Por enquanto, a economia internacional, o excesso de liquidez, a coincidência do fim do ciclo do aperto monetário, a queda da inflação vão mandar sinais atenuadores da crise político-policial que se abateu sobre a base governista. Mas a economia não faz milagres. Se o governo continuar errando, se revelações indicarem a transformação da crise política em crise institucional, a política vai contaminar a economia; inevitavelmente.

Quais são as vantagens que temos agora em relação a qualquer outro momento de turbulência que enfrentamos? O Brasil tem melhores fundamentos. Há sete anos o país tem superávit primário; há três anos, tem superávit em transações correntes. O comércio externo saiu de um déficit de US$8,6 bilhões em 98 para um superávit de US$38 bilhões nos últimos 12 meses. Tem US$62 bilhões de reservas. A dívida externa encolheu. A dívida pública caiu 10 pontos percentuais do PIB. O perfil de dívida melhorou, mas isso pode mudar por causa da turbulência, com os financiadores querendo títulos mais curtos.

Os complicadores: o Brasil ainda tem dívida alta, tem a maior taxa de juros do mundo, está com uma taxa de inflação ainda alta, é classificado pelas agências de risco como um mau pagador. No que interessa mais ao público interno, a economia está afundando, num momento de queda dos investimentos e redução forte do crescimento.

A saída do presidente Henrique Meirelles, se acontecer, não deve provocar maiores turbulências, principalmente se o indicado for mesmo Murilo Portugal. A notícia foi negada, mas o mercado trabalha com essa possibilidade desde o início dos problemas de Meirelles no Supremo. A presença de Portugal no governo é uma espécie de tranqüilizante preventivo.

Mas o presidente do Banco Central está longe de ser o problema maior do governo. Tirá-lo não resolveria nada do que é importante. O governo precisa do que não tem: visão estratégica e cabeça fria para enfrentar a crise. A sociedade quer informação mais relevante do que a do sofrimento do presidente Lula no segundo tempo do jogo contra a Argentina. Os líderes políticos governistas precisam ter uma atitude menos arrogante e mais negociadora e os operadores precisam saber antecipar-se a cada evento, atuando para neutralizá-lo.
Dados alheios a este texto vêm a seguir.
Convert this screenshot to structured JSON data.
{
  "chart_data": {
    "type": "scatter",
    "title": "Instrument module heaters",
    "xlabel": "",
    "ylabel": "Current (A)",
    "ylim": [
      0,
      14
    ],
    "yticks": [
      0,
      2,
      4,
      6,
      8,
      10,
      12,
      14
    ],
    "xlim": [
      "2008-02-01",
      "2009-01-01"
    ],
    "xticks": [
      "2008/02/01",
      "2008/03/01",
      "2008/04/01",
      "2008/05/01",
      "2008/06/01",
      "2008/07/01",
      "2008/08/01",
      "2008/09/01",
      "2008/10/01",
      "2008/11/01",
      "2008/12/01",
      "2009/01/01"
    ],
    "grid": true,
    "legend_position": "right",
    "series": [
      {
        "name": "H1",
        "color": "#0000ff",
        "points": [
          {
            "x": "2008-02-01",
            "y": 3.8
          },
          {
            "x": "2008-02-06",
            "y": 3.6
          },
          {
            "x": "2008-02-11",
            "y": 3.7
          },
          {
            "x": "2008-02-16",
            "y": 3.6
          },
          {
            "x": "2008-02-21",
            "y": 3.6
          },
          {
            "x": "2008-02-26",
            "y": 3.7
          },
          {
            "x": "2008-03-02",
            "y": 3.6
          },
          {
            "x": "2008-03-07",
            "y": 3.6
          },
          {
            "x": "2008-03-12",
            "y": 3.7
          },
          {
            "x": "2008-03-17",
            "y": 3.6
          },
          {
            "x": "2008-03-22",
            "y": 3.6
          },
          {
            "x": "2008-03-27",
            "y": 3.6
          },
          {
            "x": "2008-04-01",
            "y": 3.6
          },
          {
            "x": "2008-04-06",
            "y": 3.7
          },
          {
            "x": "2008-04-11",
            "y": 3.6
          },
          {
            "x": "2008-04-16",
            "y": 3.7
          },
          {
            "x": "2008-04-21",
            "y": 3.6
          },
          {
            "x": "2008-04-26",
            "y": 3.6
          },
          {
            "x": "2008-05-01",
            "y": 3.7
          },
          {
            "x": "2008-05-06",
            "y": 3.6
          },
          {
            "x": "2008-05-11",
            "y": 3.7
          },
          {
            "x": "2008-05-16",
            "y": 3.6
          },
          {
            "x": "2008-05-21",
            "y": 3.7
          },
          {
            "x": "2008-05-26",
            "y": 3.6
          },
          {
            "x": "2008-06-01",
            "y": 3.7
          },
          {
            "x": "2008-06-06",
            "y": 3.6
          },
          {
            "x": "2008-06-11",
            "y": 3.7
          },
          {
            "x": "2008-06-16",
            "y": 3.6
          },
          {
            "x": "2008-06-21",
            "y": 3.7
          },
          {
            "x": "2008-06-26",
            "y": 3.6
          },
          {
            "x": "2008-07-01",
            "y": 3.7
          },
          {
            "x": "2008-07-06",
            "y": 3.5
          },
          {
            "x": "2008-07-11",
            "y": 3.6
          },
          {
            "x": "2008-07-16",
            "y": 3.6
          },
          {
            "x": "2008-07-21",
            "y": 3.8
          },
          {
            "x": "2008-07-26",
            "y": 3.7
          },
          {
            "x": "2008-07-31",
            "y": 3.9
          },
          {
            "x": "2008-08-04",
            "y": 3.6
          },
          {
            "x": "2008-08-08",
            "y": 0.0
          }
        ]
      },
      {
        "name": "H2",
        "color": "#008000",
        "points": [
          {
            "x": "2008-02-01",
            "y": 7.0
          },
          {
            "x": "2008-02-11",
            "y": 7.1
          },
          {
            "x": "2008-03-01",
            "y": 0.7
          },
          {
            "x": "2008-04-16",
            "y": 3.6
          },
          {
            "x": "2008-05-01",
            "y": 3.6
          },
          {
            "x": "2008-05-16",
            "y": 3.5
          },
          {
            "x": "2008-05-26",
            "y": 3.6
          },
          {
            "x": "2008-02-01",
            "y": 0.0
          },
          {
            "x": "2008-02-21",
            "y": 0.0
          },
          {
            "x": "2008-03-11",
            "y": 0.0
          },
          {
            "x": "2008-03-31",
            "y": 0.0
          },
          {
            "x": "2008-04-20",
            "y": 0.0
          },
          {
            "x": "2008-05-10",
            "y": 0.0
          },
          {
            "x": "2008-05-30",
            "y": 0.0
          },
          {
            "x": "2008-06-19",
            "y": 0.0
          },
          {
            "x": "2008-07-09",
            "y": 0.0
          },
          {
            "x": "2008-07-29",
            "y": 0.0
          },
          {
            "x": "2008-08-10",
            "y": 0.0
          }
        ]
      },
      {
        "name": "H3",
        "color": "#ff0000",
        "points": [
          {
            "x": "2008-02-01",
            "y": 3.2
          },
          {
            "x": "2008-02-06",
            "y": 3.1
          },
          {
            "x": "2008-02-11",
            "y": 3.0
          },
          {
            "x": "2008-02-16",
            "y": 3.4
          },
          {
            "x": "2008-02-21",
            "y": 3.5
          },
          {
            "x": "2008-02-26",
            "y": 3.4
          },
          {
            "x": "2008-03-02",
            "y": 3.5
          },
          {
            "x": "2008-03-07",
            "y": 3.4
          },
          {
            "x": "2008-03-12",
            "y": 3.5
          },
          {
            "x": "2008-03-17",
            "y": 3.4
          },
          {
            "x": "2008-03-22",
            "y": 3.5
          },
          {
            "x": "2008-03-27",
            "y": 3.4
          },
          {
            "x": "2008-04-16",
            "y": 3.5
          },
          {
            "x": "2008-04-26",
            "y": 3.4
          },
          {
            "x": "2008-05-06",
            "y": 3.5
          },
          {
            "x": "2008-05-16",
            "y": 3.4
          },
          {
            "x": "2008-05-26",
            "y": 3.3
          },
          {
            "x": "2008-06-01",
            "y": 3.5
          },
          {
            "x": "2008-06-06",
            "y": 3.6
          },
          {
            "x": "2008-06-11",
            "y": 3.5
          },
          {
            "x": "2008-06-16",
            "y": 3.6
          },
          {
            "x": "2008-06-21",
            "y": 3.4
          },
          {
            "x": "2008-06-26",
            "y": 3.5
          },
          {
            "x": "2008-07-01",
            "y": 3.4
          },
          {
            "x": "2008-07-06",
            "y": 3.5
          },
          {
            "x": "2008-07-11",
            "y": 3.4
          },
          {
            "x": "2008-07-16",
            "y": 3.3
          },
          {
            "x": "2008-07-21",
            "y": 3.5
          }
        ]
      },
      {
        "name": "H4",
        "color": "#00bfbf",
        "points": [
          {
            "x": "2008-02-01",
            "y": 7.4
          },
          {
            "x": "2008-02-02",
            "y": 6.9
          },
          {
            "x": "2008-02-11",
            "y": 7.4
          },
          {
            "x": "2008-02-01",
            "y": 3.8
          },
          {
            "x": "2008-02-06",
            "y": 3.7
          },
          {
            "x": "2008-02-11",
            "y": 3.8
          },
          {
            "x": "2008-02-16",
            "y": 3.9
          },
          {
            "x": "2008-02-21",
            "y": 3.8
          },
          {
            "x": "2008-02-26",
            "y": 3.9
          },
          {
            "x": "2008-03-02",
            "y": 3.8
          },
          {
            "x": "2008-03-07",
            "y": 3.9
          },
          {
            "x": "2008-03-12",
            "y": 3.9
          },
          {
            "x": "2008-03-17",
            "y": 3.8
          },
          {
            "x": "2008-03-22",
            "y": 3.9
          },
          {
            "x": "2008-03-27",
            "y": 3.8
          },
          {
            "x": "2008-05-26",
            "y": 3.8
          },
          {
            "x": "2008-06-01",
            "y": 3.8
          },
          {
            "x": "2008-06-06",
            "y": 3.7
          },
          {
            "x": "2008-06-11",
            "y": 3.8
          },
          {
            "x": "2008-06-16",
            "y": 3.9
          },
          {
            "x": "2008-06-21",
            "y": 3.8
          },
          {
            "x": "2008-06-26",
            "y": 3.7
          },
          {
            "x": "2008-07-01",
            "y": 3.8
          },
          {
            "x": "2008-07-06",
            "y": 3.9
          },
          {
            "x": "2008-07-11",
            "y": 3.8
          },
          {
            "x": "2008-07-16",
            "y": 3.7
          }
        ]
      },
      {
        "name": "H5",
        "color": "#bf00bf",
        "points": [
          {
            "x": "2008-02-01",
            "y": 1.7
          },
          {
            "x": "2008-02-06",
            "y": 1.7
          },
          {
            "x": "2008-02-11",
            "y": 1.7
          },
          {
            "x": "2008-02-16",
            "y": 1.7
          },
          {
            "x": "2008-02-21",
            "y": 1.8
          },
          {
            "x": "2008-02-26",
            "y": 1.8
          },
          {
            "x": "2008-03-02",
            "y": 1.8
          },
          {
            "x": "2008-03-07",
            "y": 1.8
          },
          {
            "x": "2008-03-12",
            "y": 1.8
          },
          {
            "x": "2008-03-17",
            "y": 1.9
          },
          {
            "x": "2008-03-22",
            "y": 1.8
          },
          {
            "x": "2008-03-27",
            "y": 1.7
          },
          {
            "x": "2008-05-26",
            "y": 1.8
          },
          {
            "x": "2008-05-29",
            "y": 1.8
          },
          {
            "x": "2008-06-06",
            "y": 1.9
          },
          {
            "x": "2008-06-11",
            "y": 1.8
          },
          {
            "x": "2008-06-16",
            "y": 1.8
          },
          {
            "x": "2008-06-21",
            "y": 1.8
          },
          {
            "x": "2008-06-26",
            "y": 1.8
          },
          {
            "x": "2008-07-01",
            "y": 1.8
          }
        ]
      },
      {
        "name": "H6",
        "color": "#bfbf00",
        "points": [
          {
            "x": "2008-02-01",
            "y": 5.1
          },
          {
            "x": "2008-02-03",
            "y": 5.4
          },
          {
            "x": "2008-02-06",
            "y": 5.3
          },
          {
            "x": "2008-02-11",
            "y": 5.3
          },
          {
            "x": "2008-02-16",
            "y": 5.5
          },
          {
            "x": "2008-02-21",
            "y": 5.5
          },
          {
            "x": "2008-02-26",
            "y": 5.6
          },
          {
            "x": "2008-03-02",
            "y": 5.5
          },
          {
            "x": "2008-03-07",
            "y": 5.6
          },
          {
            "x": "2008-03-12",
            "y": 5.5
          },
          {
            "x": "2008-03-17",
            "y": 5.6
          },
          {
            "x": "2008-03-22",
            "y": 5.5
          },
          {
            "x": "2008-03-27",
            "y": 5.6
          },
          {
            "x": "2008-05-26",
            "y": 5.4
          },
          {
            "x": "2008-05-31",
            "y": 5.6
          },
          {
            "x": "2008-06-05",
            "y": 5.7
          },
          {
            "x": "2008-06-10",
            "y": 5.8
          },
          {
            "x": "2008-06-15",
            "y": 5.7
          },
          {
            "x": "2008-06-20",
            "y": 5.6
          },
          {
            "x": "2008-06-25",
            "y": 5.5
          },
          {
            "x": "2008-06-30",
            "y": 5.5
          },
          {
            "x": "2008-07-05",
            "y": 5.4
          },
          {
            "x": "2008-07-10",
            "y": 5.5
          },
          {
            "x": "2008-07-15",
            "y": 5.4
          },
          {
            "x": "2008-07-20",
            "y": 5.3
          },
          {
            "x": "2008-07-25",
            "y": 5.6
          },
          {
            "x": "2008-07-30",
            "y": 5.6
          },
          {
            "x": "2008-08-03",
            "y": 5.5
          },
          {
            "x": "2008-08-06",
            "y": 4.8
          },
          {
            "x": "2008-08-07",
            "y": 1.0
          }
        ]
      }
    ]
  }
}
A semana que vem será, de novo, tensa, com os depoimentos do deputado Roberto Jefferson e a escolha do presidente e relator da CPI.

A semana termina com uma palavra alimentando as dúvidas: chantagem. Segundo Delúbio Soares, alguém está chantageando o partido e o governo. Repetiu a palavra. Ela significa extorquir ou constranger alguém sob ameaça de divulgação de algo escandaloso. Era para esclarecer; e complicou.